Que mais te agrada no Rali dos Açores?
“É um evento bastante singular. Tive um grande azar ao liderar por três vezes, mas perdemos a oportunidade três vezes de o ganhar. Mas ainda tenho uma estrela no cinto [depois de ter ganho em 2018]! O ambiente é fantástico. Os fãs locais são realmente apaixonados, aplaudindo-nos muito, e isso é óptimo. As estradas são espantosas, a superfície e o perfil das estradas é único e muito exigente. Mas é pura alegria conduzir ali. A paisagem é tão agradável e é um evento fantástico. Esperemos que possamos ver todas as belezas da ilha.

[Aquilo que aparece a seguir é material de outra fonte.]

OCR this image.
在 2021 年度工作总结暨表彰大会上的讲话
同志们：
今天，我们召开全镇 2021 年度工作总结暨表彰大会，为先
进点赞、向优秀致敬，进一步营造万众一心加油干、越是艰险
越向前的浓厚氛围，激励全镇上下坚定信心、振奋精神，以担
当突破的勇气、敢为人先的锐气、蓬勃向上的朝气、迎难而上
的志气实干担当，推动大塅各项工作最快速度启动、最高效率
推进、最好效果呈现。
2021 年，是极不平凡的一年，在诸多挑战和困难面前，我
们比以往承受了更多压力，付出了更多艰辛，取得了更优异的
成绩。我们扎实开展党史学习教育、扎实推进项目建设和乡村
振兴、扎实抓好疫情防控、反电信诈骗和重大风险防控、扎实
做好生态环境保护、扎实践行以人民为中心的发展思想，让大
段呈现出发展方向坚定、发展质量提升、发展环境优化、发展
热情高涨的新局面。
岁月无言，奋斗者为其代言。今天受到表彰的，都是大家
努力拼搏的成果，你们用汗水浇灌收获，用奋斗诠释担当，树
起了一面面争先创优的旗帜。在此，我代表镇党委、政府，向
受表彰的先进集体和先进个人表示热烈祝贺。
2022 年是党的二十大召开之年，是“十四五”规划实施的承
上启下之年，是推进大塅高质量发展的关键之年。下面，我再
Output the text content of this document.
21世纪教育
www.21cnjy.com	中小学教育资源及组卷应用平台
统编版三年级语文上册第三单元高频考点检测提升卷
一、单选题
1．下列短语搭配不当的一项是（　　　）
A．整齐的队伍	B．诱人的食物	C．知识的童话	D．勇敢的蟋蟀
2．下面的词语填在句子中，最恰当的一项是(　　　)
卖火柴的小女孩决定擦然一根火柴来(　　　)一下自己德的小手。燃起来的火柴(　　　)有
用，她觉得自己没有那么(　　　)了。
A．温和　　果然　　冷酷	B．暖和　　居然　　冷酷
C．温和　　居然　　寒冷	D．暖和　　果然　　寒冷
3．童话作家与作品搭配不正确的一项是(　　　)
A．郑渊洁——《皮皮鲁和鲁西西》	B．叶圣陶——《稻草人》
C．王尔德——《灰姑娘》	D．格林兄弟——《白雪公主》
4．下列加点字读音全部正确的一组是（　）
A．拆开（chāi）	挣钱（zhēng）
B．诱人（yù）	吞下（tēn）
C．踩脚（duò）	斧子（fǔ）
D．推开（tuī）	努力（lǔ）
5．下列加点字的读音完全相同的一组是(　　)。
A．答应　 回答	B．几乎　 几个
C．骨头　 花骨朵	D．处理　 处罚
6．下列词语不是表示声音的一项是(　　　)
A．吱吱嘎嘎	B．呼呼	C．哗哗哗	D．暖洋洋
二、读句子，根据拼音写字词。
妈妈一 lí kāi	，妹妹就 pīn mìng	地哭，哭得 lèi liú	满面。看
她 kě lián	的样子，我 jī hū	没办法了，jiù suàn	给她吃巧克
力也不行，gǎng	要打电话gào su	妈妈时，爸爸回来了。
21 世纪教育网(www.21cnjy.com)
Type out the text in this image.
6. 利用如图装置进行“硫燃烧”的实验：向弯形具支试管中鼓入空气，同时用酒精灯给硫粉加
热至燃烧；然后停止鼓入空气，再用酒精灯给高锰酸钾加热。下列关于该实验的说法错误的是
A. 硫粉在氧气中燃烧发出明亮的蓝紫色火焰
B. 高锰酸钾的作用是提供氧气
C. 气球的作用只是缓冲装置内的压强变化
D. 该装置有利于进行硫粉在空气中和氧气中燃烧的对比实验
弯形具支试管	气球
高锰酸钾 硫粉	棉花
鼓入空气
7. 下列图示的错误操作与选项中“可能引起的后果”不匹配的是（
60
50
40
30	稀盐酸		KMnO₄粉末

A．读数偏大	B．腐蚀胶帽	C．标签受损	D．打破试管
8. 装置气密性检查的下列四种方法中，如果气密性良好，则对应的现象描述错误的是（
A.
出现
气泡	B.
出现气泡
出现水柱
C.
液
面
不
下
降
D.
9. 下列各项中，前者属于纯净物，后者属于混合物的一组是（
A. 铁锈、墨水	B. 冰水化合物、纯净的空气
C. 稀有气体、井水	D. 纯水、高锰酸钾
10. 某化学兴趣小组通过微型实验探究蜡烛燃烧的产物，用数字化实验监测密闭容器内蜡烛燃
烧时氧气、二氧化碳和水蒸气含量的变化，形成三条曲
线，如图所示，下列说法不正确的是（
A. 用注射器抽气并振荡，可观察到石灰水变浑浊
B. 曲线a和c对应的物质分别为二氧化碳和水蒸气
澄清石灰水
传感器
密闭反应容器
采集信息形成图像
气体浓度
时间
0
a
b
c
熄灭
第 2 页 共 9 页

Estou ansioso”.
Qual é o grau de desafio deste evento?
“É um enorme desafio. As estradas são tão estreitas e em caso de mau tempo faz com que seja um ‘thriller’ passar pelos troços. Da última vez que [estivemos lá em 2019] tivemos uma tempestade no último dia e estávamos a ‘flutuar’ por todo o lado. Mas mesmo em condições secas, a estrada é tão estreita que é preciso muito esforço e bravura para ser rápido”.

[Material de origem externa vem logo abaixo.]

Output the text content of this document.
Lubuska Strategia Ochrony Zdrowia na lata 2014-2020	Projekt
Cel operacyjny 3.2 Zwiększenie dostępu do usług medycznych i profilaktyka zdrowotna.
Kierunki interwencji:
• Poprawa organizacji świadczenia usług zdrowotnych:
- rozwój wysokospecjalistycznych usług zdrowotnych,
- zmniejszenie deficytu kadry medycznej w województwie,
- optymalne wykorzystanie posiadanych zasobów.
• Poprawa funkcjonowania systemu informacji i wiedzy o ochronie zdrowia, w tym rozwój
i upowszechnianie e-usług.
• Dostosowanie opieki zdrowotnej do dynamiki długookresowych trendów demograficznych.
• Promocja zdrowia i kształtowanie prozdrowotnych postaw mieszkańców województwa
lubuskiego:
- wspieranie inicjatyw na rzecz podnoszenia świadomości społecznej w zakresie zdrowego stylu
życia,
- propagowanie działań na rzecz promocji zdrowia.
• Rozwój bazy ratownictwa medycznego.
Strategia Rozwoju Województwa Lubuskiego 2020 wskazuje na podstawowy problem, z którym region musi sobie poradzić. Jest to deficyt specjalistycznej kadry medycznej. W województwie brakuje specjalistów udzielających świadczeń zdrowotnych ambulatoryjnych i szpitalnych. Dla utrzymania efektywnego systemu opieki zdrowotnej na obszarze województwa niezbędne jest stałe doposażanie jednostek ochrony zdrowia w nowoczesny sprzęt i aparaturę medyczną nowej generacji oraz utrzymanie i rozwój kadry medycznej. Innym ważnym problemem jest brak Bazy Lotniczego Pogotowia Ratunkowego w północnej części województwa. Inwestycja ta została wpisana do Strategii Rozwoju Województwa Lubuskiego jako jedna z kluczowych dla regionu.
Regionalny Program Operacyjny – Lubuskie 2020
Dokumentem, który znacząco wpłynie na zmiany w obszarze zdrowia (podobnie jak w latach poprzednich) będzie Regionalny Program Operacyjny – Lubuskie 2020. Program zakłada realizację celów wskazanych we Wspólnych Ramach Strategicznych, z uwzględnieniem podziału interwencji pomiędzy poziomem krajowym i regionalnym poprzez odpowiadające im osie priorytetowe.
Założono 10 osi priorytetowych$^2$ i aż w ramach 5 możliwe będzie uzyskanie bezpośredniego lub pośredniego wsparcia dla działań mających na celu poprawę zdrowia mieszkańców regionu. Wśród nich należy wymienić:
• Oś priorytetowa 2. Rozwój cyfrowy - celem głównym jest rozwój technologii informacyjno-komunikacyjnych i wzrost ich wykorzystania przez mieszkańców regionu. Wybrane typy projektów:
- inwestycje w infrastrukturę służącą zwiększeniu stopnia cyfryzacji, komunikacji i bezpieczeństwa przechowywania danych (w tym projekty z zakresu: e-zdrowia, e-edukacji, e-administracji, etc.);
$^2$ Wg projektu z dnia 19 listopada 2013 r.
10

O icónico troço do vulcão Sete Cidades é agora o decisivo do rali. É uma boa troca?
“Todos os troços são bastante duros. Eu diria que Graminhais e Tronqueira talvez não sejam tão cénicos, mas continuam a proporcionar um desafio louco, mas diferente. Mas a Sete Cidades é a mais bela, por isso deve ser um final fantástico para aqueles que vão ver”.

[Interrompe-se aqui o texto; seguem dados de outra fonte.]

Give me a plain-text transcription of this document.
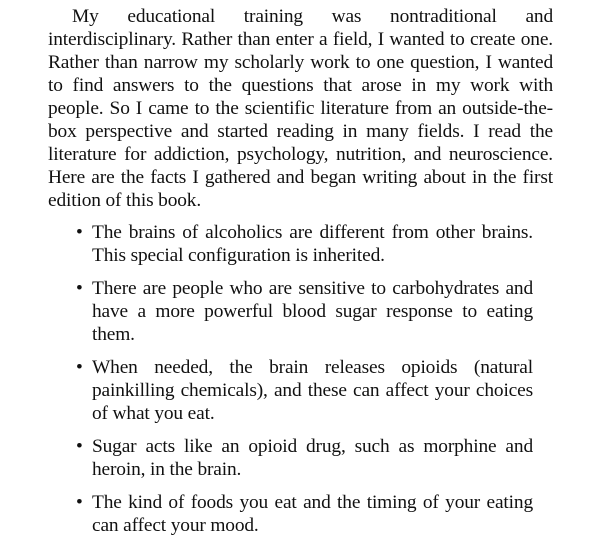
My educational training was nontraditional and interdisciplinary. Rather than enter a field, I wanted to create one. Rather than narrow my scholarly work to one question, I wanted to find answers to the questions that arose in my work with people. So I came to the scientific literature from an outside-the-box perspective and started reading in many fields. I read the literature for addiction, psychology, nutrition, and neuroscience. Here are the facts I gathered and began writing about in the first edition of this book.

• The brains of alcoholics are different from other brains. This special configuration is inherited.
• There are people who are sensitive to carbohydrates and have a more powerful blood sugar response to eating them.
• When needed, the brain releases opioids (natural painkilling chemicals), and these can affect your choices of what you eat.
• Sugar acts like an opioid drug, such as morphine and heroin, in the brain.
• The kind of foods you eat and the timing of your eating can affect your mood.
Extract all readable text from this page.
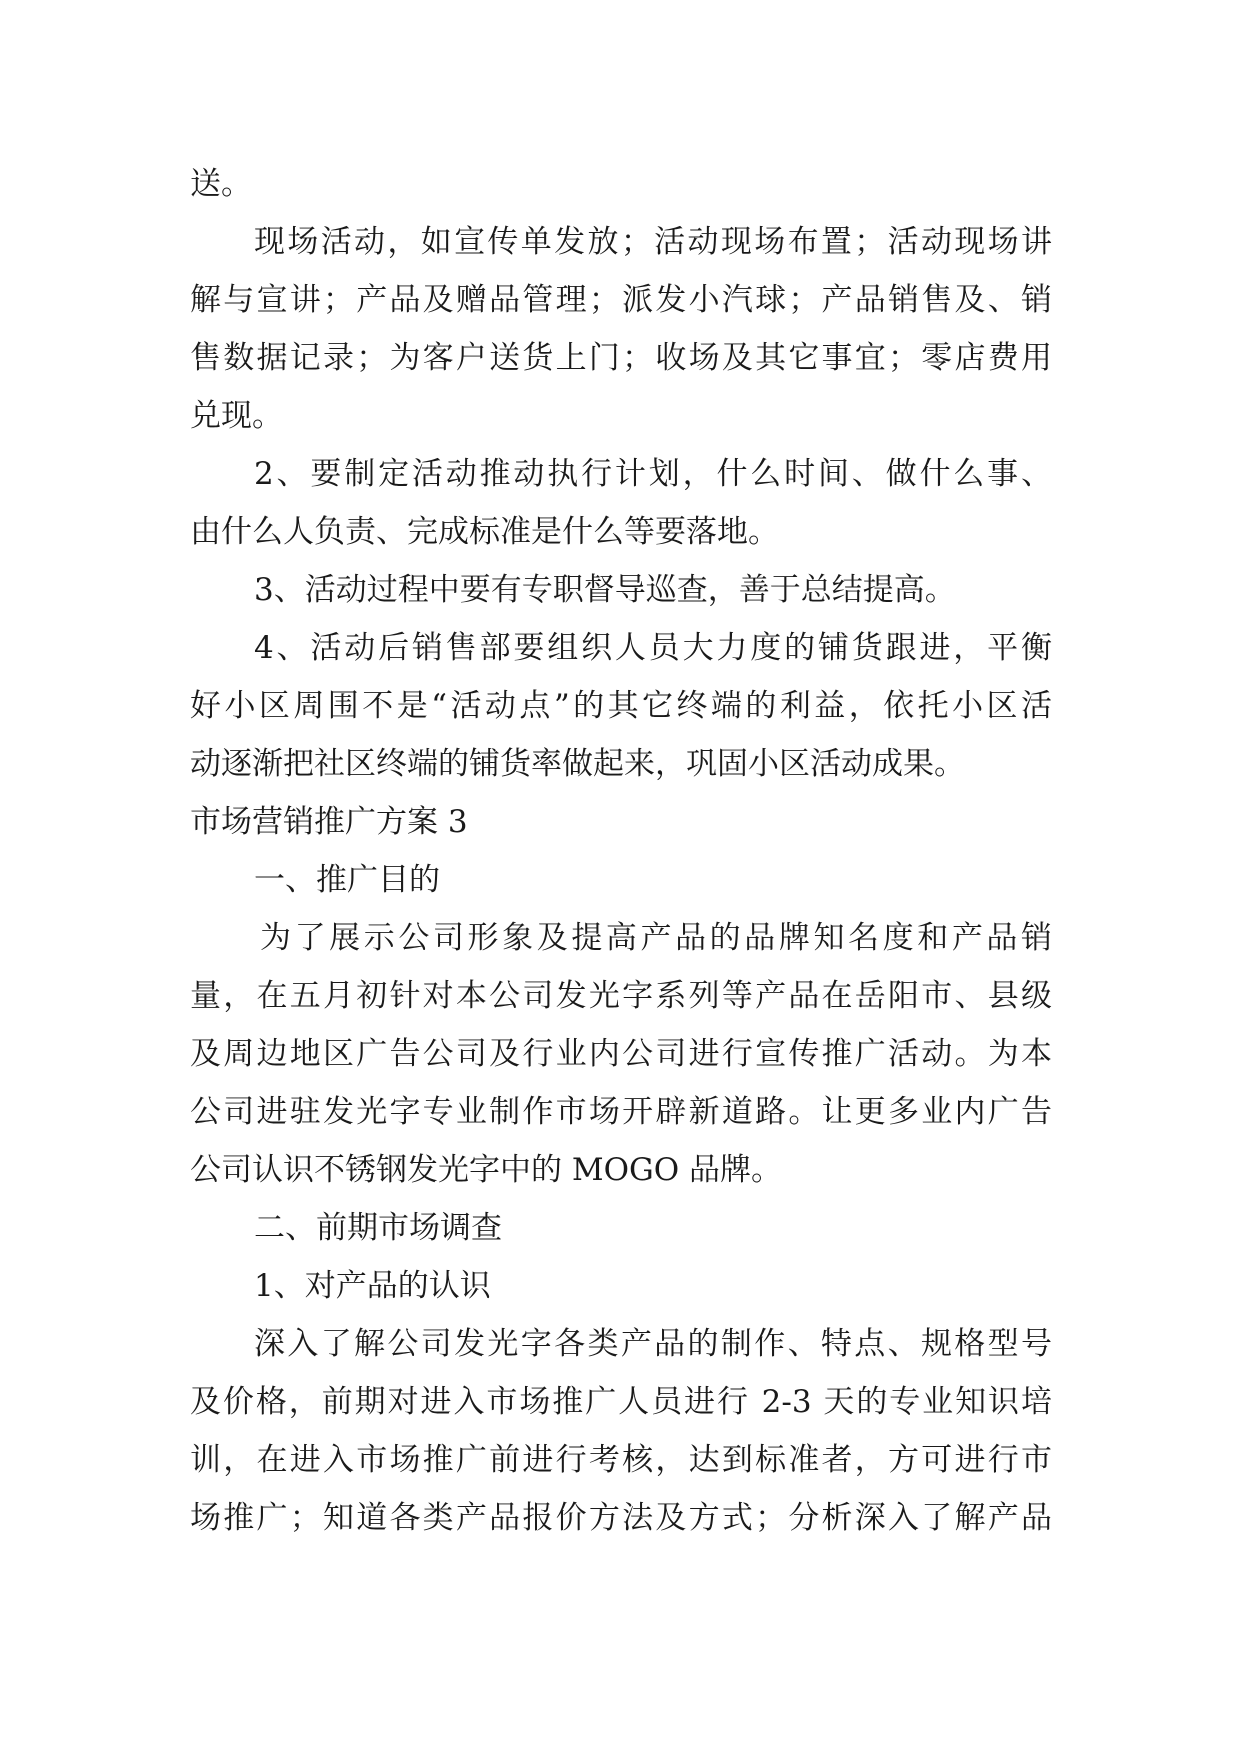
送。
现场活动，如宣传单发放；活动现场布置；活动现场讲
解与宣讲；产品及赠品管理；派发小汽球；产品销售及、销
售数据记录；为客户送货上门；收场及其它事宜；零店费用
兑现。
2、要制定活动推动执行计划，什么时间、做什么事、
由什么人负责、完成标准是什么等要落地。
3、活动过程中要有专职督导巡查，善于总结提高。
4、活动后销售部要组织人员大力度的铺货跟进，平衡
好小区周围不是“活动点”的其它终端的利益，依托小区活
动逐渐把社区终端的铺货率做起来，巩固小区活动成果。
市场营销推广方案 3
一、推广目的
为了展示公司形象及提高产品的品牌知名度和产品销
量，在五月初针对本公司发光字系列等产品在岳阳市、县级
及周边地区广告公司及行业内公司进行宣传推广活动。为本
公司进驻发光字专业制作市场开辟新道路。让更多业内广告
公司认识不锈钢发光字中的 MOGO 品牌。
二、前期市场调查
1、对产品的认识
深入了解公司发光字各类产品的制作、特点、规格型号
及价格，前期对进入市场推广人员进行 2-3 天的专业知识培
训，在进入市场推广前进行考核，达到标准者，方可进行市
场推广；知道各类产品报价方法及方式；分析深入了解产品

Depois de Zlín, quão importante é para ti uma segunda vitória nos Açores?
“Claro, quero ganhar este rali e quero ser rápido. O campeonato seria bom para todos na equipa e para os patrocinadores, mas eu já tenho dois títulos, e não é o objetivo número um passar a três. Só quero apreciar o rali, quero apreciar a luta e tentar ser o mais rápido que pudermos. É assim que eu penso, e espero que isso nos ajude a alcançar um resultado melhor”.
Como te preparaste para o teu regresso aos Açores?
“Verifiquei toda a informação passada que tenho, as minhas notas e onboards. Mas ainda tive alguns conselhos na Grécia e em Portugal. A minha mente já está nos Açores, estamos num bom caminho”.